New Delhi, June 12 (IANS) Cracks have started appearing in the edifice that is the hybrid plus regime running Pakistan these days, as per an article in the local media.
The hunger for revenues and foreign exchange is rising while the economy remains stuck in a low-growth phase. And now that hunger has reached the halls of politics and tested the coalition upon which the government’s majority in parliament stands, the article in the Dawn said.
The run-up to this budget now sees peak stability rubbing up against its political limits, and the delays in the holding of the National Economic Council meeting — critical to finalising the budget before it is tabled before parliament — show that the edifice is cracking under the strains of operating within its limits, it pointed out.
It also laments that Pakistan’s political class has never been so out of ideas to run the government as is the case at present. The article points out that even the ideas the political leadership is talking about are either not ideas or are recycled from the earliest days of Pakistan’s struggles to try to broaden the tax base. It cites the idea to reverse the NFC allocations, which is not an idea but a strong-arm tactic.
The resultant agreement between the federal government and two provinces, to pare back provincial development spending and return a larger share of the NFC transfers, is a stopgap measure to accommodate the demand for more resources coming from the military without setting into motion a politics that has always led towards confrontation.

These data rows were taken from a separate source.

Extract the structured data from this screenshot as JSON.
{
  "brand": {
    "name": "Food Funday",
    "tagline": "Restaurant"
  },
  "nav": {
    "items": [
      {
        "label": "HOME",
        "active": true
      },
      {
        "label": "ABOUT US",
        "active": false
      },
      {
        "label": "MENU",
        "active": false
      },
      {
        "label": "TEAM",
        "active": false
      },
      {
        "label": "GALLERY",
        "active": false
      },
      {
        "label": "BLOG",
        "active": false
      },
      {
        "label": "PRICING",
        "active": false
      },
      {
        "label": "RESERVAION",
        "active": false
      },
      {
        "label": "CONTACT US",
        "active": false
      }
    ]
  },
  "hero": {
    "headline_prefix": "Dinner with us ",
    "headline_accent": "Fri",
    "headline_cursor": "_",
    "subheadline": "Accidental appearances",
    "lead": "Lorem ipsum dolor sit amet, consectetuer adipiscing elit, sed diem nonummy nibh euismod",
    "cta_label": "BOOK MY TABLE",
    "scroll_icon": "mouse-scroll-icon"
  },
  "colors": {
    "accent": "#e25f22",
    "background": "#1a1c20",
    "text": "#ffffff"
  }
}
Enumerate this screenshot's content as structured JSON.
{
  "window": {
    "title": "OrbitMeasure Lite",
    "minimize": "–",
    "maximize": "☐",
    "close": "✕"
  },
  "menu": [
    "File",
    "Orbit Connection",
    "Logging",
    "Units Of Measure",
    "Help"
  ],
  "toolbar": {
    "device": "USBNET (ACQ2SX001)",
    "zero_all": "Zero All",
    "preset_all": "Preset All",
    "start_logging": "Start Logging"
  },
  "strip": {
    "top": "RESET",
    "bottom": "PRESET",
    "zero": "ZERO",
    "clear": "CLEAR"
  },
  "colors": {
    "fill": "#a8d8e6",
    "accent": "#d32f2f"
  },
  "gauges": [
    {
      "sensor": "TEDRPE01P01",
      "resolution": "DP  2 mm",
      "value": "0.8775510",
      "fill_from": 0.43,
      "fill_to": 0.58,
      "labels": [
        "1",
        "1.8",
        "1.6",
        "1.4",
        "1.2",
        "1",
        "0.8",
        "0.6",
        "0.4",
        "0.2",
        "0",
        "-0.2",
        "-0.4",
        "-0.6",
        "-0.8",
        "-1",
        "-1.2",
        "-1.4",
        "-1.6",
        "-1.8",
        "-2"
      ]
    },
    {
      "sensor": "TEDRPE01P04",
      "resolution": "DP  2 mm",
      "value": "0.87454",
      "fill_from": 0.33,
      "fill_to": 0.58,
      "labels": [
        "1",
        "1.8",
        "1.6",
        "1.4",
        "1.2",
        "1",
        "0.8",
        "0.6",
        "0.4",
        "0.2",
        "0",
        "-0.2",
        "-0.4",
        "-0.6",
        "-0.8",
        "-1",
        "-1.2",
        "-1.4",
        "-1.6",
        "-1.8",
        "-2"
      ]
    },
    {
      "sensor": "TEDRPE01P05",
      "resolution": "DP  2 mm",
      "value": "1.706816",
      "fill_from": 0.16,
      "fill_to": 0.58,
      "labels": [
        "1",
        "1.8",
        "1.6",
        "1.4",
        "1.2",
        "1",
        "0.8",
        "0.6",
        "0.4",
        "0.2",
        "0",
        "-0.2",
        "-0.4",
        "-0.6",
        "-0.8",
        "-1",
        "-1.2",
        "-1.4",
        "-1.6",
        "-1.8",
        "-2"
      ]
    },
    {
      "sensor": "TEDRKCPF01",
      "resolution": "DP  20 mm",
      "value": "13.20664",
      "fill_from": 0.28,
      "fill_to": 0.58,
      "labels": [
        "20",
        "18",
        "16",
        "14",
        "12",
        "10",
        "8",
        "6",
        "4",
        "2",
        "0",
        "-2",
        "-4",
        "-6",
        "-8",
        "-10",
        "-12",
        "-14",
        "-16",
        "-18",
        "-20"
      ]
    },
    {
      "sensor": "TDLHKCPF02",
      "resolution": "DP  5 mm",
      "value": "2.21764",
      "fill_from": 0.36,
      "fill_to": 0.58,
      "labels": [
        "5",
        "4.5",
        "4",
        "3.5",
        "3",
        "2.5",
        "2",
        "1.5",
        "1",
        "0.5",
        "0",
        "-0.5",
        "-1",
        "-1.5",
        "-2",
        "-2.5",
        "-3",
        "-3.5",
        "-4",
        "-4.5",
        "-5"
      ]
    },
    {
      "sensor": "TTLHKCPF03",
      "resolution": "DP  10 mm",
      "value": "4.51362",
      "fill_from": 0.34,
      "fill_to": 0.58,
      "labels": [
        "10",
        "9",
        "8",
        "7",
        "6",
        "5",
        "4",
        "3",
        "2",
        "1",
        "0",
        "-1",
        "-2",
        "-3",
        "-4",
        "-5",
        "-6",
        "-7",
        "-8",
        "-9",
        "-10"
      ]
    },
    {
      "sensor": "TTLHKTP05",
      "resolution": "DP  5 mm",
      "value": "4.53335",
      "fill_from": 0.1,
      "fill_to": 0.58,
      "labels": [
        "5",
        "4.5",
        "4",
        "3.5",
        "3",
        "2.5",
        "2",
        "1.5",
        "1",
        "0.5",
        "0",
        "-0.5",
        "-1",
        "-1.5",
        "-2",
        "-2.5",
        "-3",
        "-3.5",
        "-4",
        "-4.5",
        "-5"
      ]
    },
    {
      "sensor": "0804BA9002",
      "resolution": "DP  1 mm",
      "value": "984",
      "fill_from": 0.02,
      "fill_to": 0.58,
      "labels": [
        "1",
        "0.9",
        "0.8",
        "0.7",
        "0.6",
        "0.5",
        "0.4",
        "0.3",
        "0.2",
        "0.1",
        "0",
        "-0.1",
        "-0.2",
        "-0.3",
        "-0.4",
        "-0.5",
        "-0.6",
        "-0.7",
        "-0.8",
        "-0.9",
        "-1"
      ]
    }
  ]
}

Today, they are talking about fixed taxes for retailers, based on turnover, and clawing back some resources from the provinces, the article said. “One is among the oldest and most tried and failed ideas in our tax toolkit, and the other is some kind of an elaborate political settlement to distribute the growing expenditure burden of the federal government onto the provincial governments. Both efforts testify to failure. The budget, when it is tabled, will be little more than a ceremonial exercise,” it added.